A previous study assessed the risk of RA and found that RA was associated with more dissections; however, there were no significant differences between CTO and non-CTO groups [50]. Additionally, the CTO-PCI has a higher rate of dissection, especially with the retrograde method compared with the antegrade method [51].

Moreover, a recent meta-analysis addressed the clinical outcomes of PCI in CTO lesions reported that PCI in CTO lesions was associated with higher odds of vessel perforations and cardiac tamponade during in-hospital stay, while high rates of MACE was noted during long-term outcomes highlighting the challenges and adverse endpoints related to PCI in CTO lesions [52].

In terms of clinical implications, our findings suggest that RA is an important procedure for managing uncrossable or undilatable lesions with a high success rate and less fluoroscopy time.

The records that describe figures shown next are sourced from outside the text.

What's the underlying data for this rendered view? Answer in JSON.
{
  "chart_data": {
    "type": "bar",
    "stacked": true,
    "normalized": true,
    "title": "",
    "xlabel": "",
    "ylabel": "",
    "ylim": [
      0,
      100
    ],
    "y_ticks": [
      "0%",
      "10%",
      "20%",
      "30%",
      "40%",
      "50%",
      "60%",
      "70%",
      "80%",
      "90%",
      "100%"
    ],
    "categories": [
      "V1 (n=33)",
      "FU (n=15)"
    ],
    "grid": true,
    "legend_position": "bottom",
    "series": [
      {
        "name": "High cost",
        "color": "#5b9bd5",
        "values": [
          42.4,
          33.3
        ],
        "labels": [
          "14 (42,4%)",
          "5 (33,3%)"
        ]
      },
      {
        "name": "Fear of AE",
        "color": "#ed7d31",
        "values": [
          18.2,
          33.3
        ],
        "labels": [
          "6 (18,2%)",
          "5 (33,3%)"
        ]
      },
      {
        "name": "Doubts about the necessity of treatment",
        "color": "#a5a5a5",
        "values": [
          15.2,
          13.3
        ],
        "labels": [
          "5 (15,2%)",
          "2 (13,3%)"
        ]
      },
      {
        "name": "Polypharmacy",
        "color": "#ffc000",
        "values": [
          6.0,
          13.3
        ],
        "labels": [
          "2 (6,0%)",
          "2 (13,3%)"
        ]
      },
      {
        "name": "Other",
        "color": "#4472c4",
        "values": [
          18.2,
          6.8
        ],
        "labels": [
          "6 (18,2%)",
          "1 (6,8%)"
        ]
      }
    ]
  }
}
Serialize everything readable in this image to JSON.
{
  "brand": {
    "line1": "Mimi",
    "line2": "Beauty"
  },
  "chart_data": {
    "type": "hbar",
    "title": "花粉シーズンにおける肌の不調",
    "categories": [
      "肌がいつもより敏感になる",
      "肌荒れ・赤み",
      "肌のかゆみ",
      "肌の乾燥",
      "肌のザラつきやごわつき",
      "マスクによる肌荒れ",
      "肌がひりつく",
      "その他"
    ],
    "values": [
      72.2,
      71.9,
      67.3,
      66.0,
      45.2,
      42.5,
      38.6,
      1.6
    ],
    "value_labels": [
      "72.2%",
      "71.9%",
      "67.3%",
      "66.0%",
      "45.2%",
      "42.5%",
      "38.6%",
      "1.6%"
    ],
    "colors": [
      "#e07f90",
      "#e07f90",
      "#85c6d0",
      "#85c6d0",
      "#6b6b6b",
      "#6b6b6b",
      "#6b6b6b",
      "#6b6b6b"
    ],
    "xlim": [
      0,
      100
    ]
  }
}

However, CTO-PCI has comparable success rates and complications. Therefore, while RA may not be the preferred first choice for CTO lesions, it remains a practical and viable alternative for difficult-to-treat lesions.

The study has several strengths. It is the first meta-analysis to compare the effectiveness of RA to CTO-PCI in heavy and complex CTO lesions, and we obtained consistent results by combining data from studies with similar characteristics. Our findings have important clinical implications for the management of CTO lesions. However, the study also has some limitations. Firstly, most of the included studies were observational, which may have introduced bias. Secondly, the number of included studies was relatively small, and there was evidence of publication bias. Therefore, we suggest that more prospective clinical trials with larger sample sizes are needed to evaluate the short-term and long-term outcomes associated with RA and CTO-PCI, as well as to compare the different procedures within CTO-PCI and RA.

In conclusion, our results demonstrate that patients who underwent RA and CTO-PCI experienced comparable in-hospital outcomes. In cases where the lesion was heavily calcified and challenging to treat using retrograde CTO-PCI, RA can be a viable option for experienced operators.